En
2051, le Parlement européen finit par autoriser le clonage à des
fins reproductives. Pour André, ce fut une délivrance. Étant d’un
naturel sauvage, il n’avait jamais trouvé de compagne et
d’ailleurs n’avait aucun penchant pour la copulation. Il se lança
aussitôt dans la procédure de clonage. On lui préleva très
simplement une goutte de salive, puis un œuf anonyme reçut son ADN
et fut implanté dans un utérus lui aussi anonyme, probablement
moldave.
La
naissance eut lieu en janvier 2052 et le bébé fut tout
naturellement appelé André Junior. Dès son arrivée, toute la vie
d’André tourna autour de lui. Prudent, André avait vérifié
auprès de sa propre mère qu’il avait été un bébé facile :
à cinquante ans passés, il ne se sentait pas le courage de se lever
la nuit pendant des mois.
Ses
espoirs furent déçus : Junior était d’un naturel agité et
pleurait beaucoup. Il ne fit ses nuits qu’à dix mois puis enchaîna
les cauchemars pendant plusieurs années.
Bien
sûr, il ressemblait énormément physiquement à son père, malgré
un teint de peau plus clair, et il était comme lui d’un naturel
volcanique mais taiseux. Cependant, plus les années passaient, plus
leurs chemins divergeaient. André, qui rêvait de partager ses
passions, philatélie, héraldique, football gaélique, vit avec
désespoir son fils tomber dans le rugby à treize et le théâtre
contemporain.

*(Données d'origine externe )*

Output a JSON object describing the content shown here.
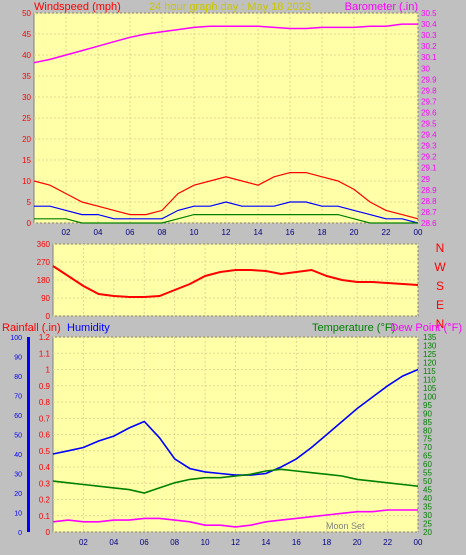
{
  "chart_data": [
    {
      "type": "line",
      "panel": "wind_barometer",
      "title": "24 hour graph day : May 18 2023",
      "ylabel_left": "Windspeed (mph)",
      "ylabel_right": "Barometer (.in)",
      "y_left_range": [
        0,
        50
      ],
      "y_left_ticks": [
        "0",
        "5",
        "10",
        "15",
        "20",
        "25",
        "30",
        "35",
        "40",
        "45",
        "50"
      ],
      "y_right_range": [
        28.6,
        30.5
      ],
      "y_right_ticks": [
        "28.6",
        "28.7",
        "28.8",
        "28.9",
        "29",
        "29.1",
        "29.2",
        "29.3",
        "29.4",
        "29.5",
        "29.6",
        "29.7",
        "29.8",
        "29.9",
        "30",
        "30.1",
        "30.2",
        "30.3",
        "30.4",
        "30.5"
      ],
      "x_ticks": [
        "02",
        "04",
        "06",
        "08",
        "10",
        "12",
        "14",
        "16",
        "18",
        "20",
        "22",
        "00"
      ],
      "x_range_hours": [
        0,
        24
      ],
      "grid": true,
      "series": [
        {
          "name": "Barometer",
          "axis": "right",
          "color": "#ff00ff",
          "x": [
            0,
            1,
            2,
            3,
            4,
            5,
            6,
            7,
            8,
            9,
            10,
            11,
            12,
            13,
            14,
            15,
            16,
            17,
            18,
            19,
            20,
            21,
            22,
            23,
            24
          ],
          "values": [
            30.05,
            30.08,
            30.12,
            30.16,
            30.2,
            30.24,
            30.28,
            30.31,
            30.33,
            30.35,
            30.37,
            30.38,
            30.38,
            30.38,
            30.38,
            30.37,
            30.36,
            30.36,
            30.37,
            30.37,
            30.37,
            30.38,
            30.38,
            30.4,
            30.4
          ]
        },
        {
          "name": "Wind gust",
          "axis": "left",
          "color": "#ff0000",
          "x": [
            0,
            1,
            2,
            3,
            4,
            5,
            6,
            7,
            8,
            9,
            10,
            11,
            12,
            13,
            14,
            15,
            16,
            17,
            18,
            19,
            20,
            21,
            22,
            23,
            24
          ],
          "values": [
            10,
            9,
            7,
            5,
            4,
            3,
            2,
            2,
            3,
            7,
            9,
            10,
            11,
            10,
            9,
            11,
            12,
            12,
            11,
            10,
            8,
            5,
            3,
            2,
            1
          ]
        },
        {
          "name": "Average wind",
          "axis": "left",
          "color": "#0000ff",
          "x": [
            0,
            1,
            2,
            3,
            4,
            5,
            6,
            7,
            8,
            9,
            10,
            11,
            12,
            13,
            14,
            15,
            16,
            17,
            18,
            19,
            20,
            21,
            22,
            23,
            24
          ],
          "values": [
            4,
            4,
            3,
            2,
            2,
            1,
            1,
            1,
            1,
            3,
            4,
            4,
            5,
            4,
            4,
            4,
            5,
            5,
            4,
            4,
            3,
            2,
            1,
            1,
            0
          ]
        },
        {
          "name": "Wind",
          "axis": "left",
          "color": "#008000",
          "x": [
            0,
            1,
            2,
            3,
            4,
            5,
            6,
            7,
            8,
            9,
            10,
            11,
            12,
            13,
            14,
            15,
            16,
            17,
            18,
            19,
            20,
            21,
            22,
            23,
            24
          ],
          "values": [
            1,
            1,
            1,
            0,
            0,
            0,
            0,
            0,
            0,
            1,
            2,
            2,
            2,
            2,
            2,
            2,
            2,
            2,
            2,
            2,
            1,
            0,
            0,
            0,
            0
          ]
        }
      ]
    },
    {
      "type": "line",
      "panel": "wind_direction",
      "y_range": [
        0,
        360
      ],
      "y_ticks": [
        "0",
        "90",
        "180",
        "270",
        "360"
      ],
      "compass_labels": [
        "N",
        "W",
        "S",
        "E",
        "N"
      ],
      "x_range_hours": [
        0,
        24
      ],
      "grid": true,
      "series": [
        {
          "name": "Wind direction",
          "color": "#ff0000",
          "x": [
            0,
            1,
            2,
            3,
            4,
            5,
            6,
            7,
            8,
            9,
            10,
            11,
            12,
            13,
            14,
            15,
            16,
            17,
            18,
            19,
            20,
            21,
            22,
            23,
            24
          ],
          "values": [
            250,
            200,
            150,
            110,
            100,
            95,
            95,
            100,
            130,
            160,
            200,
            220,
            230,
            230,
            225,
            210,
            220,
            230,
            200,
            180,
            170,
            170,
            165,
            160,
            155
          ]
        }
      ]
    },
    {
      "type": "line",
      "panel": "rain_humidity_temperature",
      "ylabel_left_1": "Rainfall (.in)",
      "ylabel_left_2": "Humidity",
      "ylabel_right_1": "Temperature (°F)",
      "ylabel_right_2": "Dew Point (°F)",
      "humidity_ticks": [
        "0",
        "10",
        "20",
        "30",
        "40",
        "50",
        "60",
        "70",
        "80",
        "90",
        "100"
      ],
      "humidity_range": [
        0,
        100
      ],
      "rainfall_ticks": [
        "0",
        "0.1",
        "0.2",
        "0.3",
        "0.4",
        "0.5",
        "0.6",
        "0.7",
        "0.8",
        "0.9",
        "1",
        "1.1",
        "1.2"
      ],
      "rainfall_range": [
        0,
        1.2
      ],
      "temperature_ticks": [
        "20",
        "25",
        "30",
        "35",
        "40",
        "45",
        "50",
        "55",
        "60",
        "65",
        "70",
        "75",
        "80",
        "85",
        "90",
        "95",
        "100",
        "105",
        "110",
        "115",
        "120",
        "125",
        "130",
        "135"
      ],
      "temperature_range": [
        20,
        135
      ],
      "x_ticks": [
        "02",
        "04",
        "06",
        "08",
        "10",
        "12",
        "14",
        "16",
        "18",
        "20",
        "22",
        "00"
      ],
      "x_range_hours": [
        0,
        24
      ],
      "annotation": "Moon Set",
      "grid": true,
      "series": [
        {
          "name": "Humidity",
          "color": "#0000ff",
          "axis": "rainfall",
          "x": [
            0,
            1,
            2,
            3,
            4,
            5,
            6,
            7,
            8,
            9,
            10,
            11,
            12,
            13,
            14,
            15,
            16,
            17,
            18,
            19,
            20,
            21,
            22,
            23,
            24
          ],
          "values": [
            0.48,
            0.5,
            0.52,
            0.56,
            0.59,
            0.64,
            0.68,
            0.58,
            0.45,
            0.39,
            0.37,
            0.36,
            0.35,
            0.35,
            0.36,
            0.4,
            0.45,
            0.52,
            0.6,
            0.68,
            0.76,
            0.83,
            0.9,
            0.96,
            1.0
          ]
        },
        {
          "name": "Temperature",
          "color": "#008000",
          "axis": "temperature",
          "x": [
            0,
            1,
            2,
            3,
            4,
            5,
            6,
            7,
            8,
            9,
            10,
            11,
            12,
            13,
            14,
            15,
            16,
            17,
            18,
            19,
            20,
            21,
            22,
            23,
            24
          ],
          "values": [
            50,
            49,
            48,
            47,
            46,
            45,
            43,
            46,
            49,
            51,
            52,
            52,
            53,
            54,
            56,
            57,
            56,
            55,
            54,
            53,
            51,
            50,
            49,
            48,
            47
          ]
        },
        {
          "name": "Dew Point",
          "color": "#ff00ff",
          "axis": "temperature",
          "x": [
            0,
            1,
            2,
            3,
            4,
            5,
            6,
            7,
            8,
            9,
            10,
            11,
            12,
            13,
            14,
            15,
            16,
            17,
            18,
            19,
            20,
            21,
            22,
            23,
            24
          ],
          "values": [
            26,
            27,
            26,
            26,
            27,
            27,
            28,
            28,
            27,
            26,
            24,
            24,
            23,
            24,
            26,
            27,
            28,
            29,
            30,
            31,
            32,
            32,
            33,
            33,
            33
          ]
        }
      ]
    }
  ]
}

Junior en particulier négligeait la cuisine japonaise
dont André raffolait, lui préférant le bortsch.
Puis
un jour Junior disparut, laissant un mot disant qu’il partait à la
recherche de sa mère et que désormais il s’appelait Andrzej.
Alors André, souriant entre ses larmes, se souvint avec émotion
comme il avait quitté précipitamment le domicile parental à seize
ans.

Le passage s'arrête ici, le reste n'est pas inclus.